Samji had practiced as a notary public for approximately 20 years until the Ponzi scheme was discovered in February 2012, and she was suspended by the Society, the court’s decision notes. She resigned from the Society in March of that year.

The court said that the Society argued that Samji was not acting in her capacity as a notary public when she was promoting the fraudulent investment scheme and receiving funds from investors, and that none of the activities she engaged in as part of promoting the fraudulent scheme fell within the scope of a notary public’s authorized rights and powers. The Society admitted that while Samji likely used her status a notary public to lend herself credibility, “the fact she happened to be a notary public at the time does not, in any way, change the fact that she performed no notarial services for the plaintiffs in connection with the investment the plaintiffs believed they were purchasing.”

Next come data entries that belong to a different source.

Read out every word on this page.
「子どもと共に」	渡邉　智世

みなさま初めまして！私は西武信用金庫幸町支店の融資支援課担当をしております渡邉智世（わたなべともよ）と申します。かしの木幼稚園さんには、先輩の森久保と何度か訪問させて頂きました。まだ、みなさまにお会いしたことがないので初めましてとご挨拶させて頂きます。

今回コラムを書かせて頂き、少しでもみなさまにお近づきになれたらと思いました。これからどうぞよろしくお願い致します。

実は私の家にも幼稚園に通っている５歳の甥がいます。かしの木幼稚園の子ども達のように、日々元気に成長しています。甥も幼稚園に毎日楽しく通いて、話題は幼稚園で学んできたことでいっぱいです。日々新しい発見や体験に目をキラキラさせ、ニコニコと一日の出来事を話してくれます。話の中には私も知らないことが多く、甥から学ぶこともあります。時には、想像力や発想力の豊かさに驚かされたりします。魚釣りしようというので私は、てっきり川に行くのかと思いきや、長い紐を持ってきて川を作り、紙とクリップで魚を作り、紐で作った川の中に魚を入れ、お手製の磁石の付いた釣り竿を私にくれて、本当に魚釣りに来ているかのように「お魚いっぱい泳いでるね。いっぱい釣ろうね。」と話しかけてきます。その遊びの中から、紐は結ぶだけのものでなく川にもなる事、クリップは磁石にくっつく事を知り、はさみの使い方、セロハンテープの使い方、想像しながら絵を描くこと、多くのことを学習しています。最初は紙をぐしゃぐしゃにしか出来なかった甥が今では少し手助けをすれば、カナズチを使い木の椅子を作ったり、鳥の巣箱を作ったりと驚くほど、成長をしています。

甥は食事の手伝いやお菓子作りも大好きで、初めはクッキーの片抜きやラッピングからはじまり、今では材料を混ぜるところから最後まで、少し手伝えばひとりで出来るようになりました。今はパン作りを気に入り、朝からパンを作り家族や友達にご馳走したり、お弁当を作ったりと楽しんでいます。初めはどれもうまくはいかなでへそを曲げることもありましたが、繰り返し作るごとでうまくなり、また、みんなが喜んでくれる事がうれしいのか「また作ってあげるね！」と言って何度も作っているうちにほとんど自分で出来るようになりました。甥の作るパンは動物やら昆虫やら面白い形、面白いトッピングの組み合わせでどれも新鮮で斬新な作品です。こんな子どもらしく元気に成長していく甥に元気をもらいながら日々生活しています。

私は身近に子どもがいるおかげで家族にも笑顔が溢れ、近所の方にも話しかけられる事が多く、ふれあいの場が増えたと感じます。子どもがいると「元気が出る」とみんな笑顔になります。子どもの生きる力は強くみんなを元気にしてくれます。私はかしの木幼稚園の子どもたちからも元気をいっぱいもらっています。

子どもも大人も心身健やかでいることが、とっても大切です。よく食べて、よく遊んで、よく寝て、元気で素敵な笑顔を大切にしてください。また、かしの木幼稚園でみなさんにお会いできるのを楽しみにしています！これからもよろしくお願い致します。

The judge in the case, Justice Laura Gerow, sided with the investors, ruling, “I agree with the plaintiffs that if the ‘Mark Anthony Investment’ had been a real investment opportunity, the drawing of the letters of direction and the holding of the funds in Ms. Samji’s trust account pursuant to the letter of direction would have been within her rights and powers as a notary… As a result, I conclude that the investors’ funds were received by and entrusted to Ms. Samji in her capacity as a notary public.”

The court also noted that Samji’s status as a notary public, and the representations that the investors’ funds would not be at risk because they would be held in her trust account, “were integral to the fraud carried out by her, in clear breach of her ethical obligations as a notary public”.

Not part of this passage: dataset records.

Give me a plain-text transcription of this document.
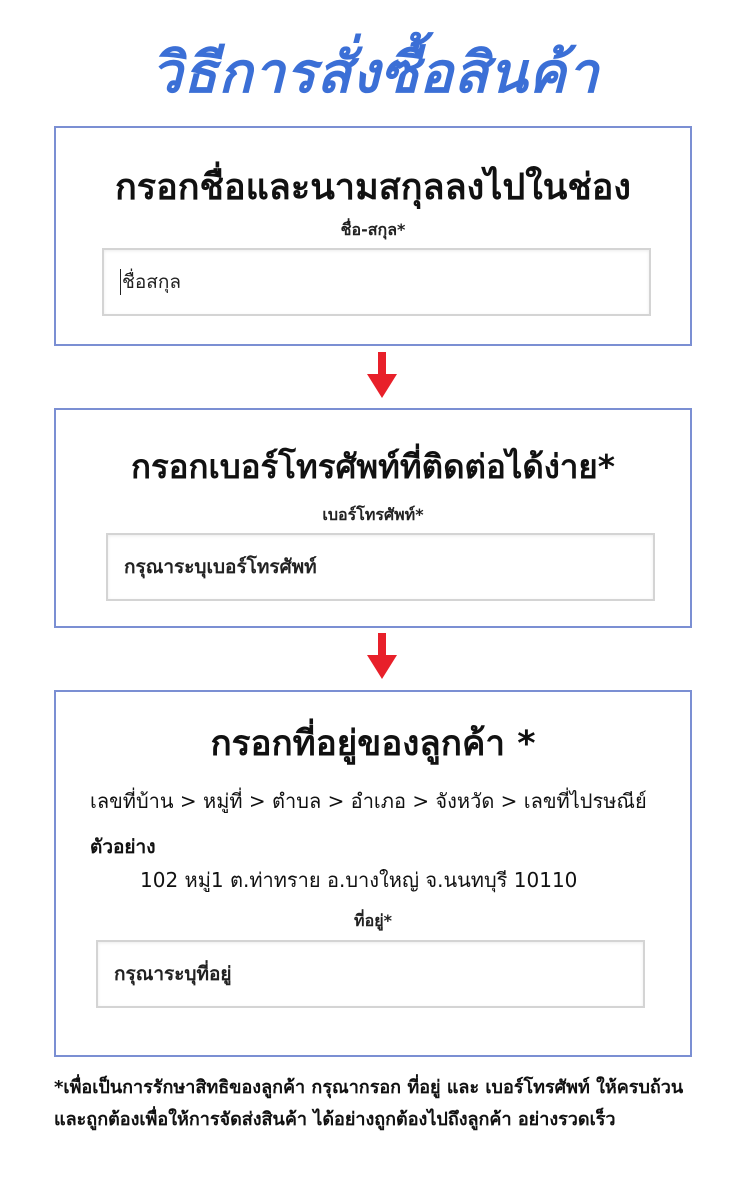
วิธีการสั่งซื้อสินค้า
กรอกชื่อและนามสกุลลงไปในช่อง
ชื่อ-สกุล*
ชื่อสกุล
กรอกเบอร์โทรศัพท์ที่ติดต่อได้ง่าย*
เบอร์โทรศัพท์*
กรุณาระบุเบอร์โทรศัพท์
กรอกที่อยู่ของลูกค้า *
เลขที่บ้าน > หมู่ที่ > ตำบล > อำเภอ > จังหวัด > เลขที่ไปรษณีย์
ตัวอย่าง
102 หมู่1 ต.ท่าทราย อ.บางใหญ่ จ.นนทบุรี 10110
ที่อยู่*
กรุณาระบุที่อยู่
*เพื่อเป็นการรักษาสิทธิของลูกค้า กรุณากรอก ที่อยู่ และ เบอร์โทรศัพท์ ให้ครบถ้วนและถูกต้องเพื่อให้การจัดส่งสินค้า ได้อย่างถูกต้องไปถึงลูกค้า อย่างรวดเร็ว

If the argument that Sajji did not receive the funds in her role as a notary was upheld, the court said, “it would create a gap between Ms. Samji’s ethical obligations as a notary and the remedy that the special fund is intended to provide as a last resort for the breach of those obligations… If that argument is accepted, then the public would be left unprotected and the purpose for which the special fund was established would be frustrated.”

The court also said that the purpose behind the compensation fund created under the Notaries Act “the question of whether the funds were entrusted to a member of the Society in the person’s capacity as a notary public must be answered from the perspective of the person providing the funds.”

“It is not a question of whether the notary was acting within the strict confines of [the legislation]. Rather, it is a question of whether the person was providing the funds to the notary public to be held in trust and the funds were received by the notary public on that basis. In this case, the evidence clearly establishes that the funds were advanced and received on that basis,” the court said.

According to the law firm representing the plaintiffs in the class action, Surrey, B.C.-based Hamilton Duncan Armstrong & Stewart, a hearing is set for September 10 in a separate bankruptcy proceeding involving Samji and her companies where the trustee in that case will seek to confirm the distribution method for the money it has collected.